LeT now biggest threat to US: report
Juan Zarate, the deputy national security adviser for counter-terrorism in the Bush administration, told the Chicago Tribune that even before the Mumbai terrorist attacks last November, the FBI and other US intelligence agencies were focussing on LeT as the next big threat to US security.
“We are and should be concerned about the threat LeT poses, given its global network,” Mr Zarate said in an interview published on Sunday. “It doesn’t just reside in South Asia. It is an organisation that has potential reach all over the world, including the US.”
The report claimed that the LeT threat had become one of the most crucial national security and diplomatic challenges for the Obama administration and Congress.
Bruce Riedel, chairman of the Obama administration’s Pakistan-Afghanistan strategy review team, said he believed such a “global jihadist syndicate” of disaffected young Pakistanis was the most likely mechanism for launching an attack on US soil. Mr Riedel said Mumbai was only the latest of several attacks by such militants on soft targets frequented by Americans, including hotels in Kabul and Islamabad.
FBI Director Robert Mueller also highlighted the concern in a recent speech, saying US authorities fear a Mumbai-style commando attack on the mainland and such militants from “less well-known terrorist groups ... are merely an e-ticket away from the United States”.
FBI intelligence chief Donald Van Duyn recently told Congress that the bureau was investigating “a limited number” of people in the US with suspected links to the Lashkar but that there was no evidence the group had an organised US presence.
The Tribune reported that Washington wanted Pakistan not only to dismantle LeT but also other similar groups founded during the Afghan war or later to fight India in Kashmir.
Quoting US and allied intelligence sources, the report claimed that potentially tens of thousands of Pakistanis had been trained in Lashkar’s guerrilla camps in Pakistan, many of whom had gone on to work with Al Qaeda. That includes a small number of US residents, some of whom are believed to have returned to the United States.

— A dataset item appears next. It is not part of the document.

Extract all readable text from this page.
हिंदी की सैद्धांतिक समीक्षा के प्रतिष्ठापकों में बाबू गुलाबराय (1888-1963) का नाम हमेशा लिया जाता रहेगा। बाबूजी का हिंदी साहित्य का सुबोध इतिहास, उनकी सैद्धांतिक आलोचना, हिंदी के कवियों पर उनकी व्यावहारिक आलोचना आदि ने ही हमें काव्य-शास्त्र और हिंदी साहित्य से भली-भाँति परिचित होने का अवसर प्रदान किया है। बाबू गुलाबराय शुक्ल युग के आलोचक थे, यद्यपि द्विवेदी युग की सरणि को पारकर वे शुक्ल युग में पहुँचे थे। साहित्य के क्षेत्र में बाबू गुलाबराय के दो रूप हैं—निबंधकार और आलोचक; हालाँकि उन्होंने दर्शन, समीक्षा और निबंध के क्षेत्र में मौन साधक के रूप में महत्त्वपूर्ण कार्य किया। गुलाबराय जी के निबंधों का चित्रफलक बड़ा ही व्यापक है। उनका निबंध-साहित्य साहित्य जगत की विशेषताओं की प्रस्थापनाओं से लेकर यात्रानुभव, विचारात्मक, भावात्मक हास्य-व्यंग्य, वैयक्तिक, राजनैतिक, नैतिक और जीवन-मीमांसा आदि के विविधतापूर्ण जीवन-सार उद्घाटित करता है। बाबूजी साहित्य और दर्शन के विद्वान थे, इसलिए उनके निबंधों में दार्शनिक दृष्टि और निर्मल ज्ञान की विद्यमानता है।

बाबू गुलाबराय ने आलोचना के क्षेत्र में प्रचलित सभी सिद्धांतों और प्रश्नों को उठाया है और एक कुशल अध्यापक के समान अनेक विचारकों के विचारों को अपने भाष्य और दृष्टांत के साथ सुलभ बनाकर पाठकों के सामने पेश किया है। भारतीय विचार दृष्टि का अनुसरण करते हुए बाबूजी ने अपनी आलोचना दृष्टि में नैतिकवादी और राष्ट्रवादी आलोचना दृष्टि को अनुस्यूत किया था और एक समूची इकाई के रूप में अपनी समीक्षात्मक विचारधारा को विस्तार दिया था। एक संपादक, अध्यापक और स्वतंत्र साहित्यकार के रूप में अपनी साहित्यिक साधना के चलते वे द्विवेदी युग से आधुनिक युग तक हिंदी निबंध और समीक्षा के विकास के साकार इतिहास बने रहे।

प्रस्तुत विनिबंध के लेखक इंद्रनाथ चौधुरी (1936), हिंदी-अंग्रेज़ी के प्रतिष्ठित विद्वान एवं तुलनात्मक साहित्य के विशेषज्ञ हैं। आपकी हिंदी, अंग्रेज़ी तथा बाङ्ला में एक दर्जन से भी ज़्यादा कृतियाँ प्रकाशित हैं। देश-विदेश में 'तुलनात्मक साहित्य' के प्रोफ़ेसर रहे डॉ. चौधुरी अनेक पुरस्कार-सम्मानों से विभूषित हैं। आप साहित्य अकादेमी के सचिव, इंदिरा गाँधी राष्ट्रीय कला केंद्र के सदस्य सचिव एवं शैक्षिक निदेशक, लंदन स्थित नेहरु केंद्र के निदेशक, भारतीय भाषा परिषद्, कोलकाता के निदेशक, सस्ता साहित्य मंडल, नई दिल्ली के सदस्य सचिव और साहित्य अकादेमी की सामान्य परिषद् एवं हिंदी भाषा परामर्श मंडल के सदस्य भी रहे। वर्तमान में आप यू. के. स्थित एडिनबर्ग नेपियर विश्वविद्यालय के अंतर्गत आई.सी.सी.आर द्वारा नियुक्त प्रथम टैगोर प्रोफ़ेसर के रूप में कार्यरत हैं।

Nearly a dozen Americans, including many members of the so-called Virginia jihad network, have been convicted in US courts of training at Lashkar camps and conspiring to provide material support to the group.
Yet, America’s main concern is the thousands of disaffected Westerners and Pakistanis in Britain and other countries in Europe who travel frequently to Pakistan, the report added.
Citizens of these countries do not need a visa for coming to the United States.
The report claimed that an unknown number of those have trained in Lashkar camps, and after getting “indoctrinated in its hatred of the West and returning home, they were free to travel to the United States with virtually no background check”.
The report quoted US authorities as saying that the Lashkar was in many ways a bigger threat than Al Qaeda, whose leadership was on the run from numerous CIA air strikes in the Pakistani tribal areas.
Mr Riedel and other experts told the Tribune that the Pakistani government’s extreme reluctance to cooperate in the investigation against the Lashkar, Jaish-e-Mohammed and other militant groups further exacerbated the situation.
Also on Sunday, several US newspapers reported that the FBI helped India determine that the terrorists who attacked Mumbai on Nov 26 were from the Lashkar.
India had sent the US agency evidence collected from five GPS phones used for coordinating the attack, requesting the FBI to analyse the data.
The information FBI sent back to India established that the attack was mounted from the sea by LeT operatives, the report said.
The militants steered their boat using GPS equipment and used Blackberries, satellite phones and GPS navigators to co-ordinate their attacks.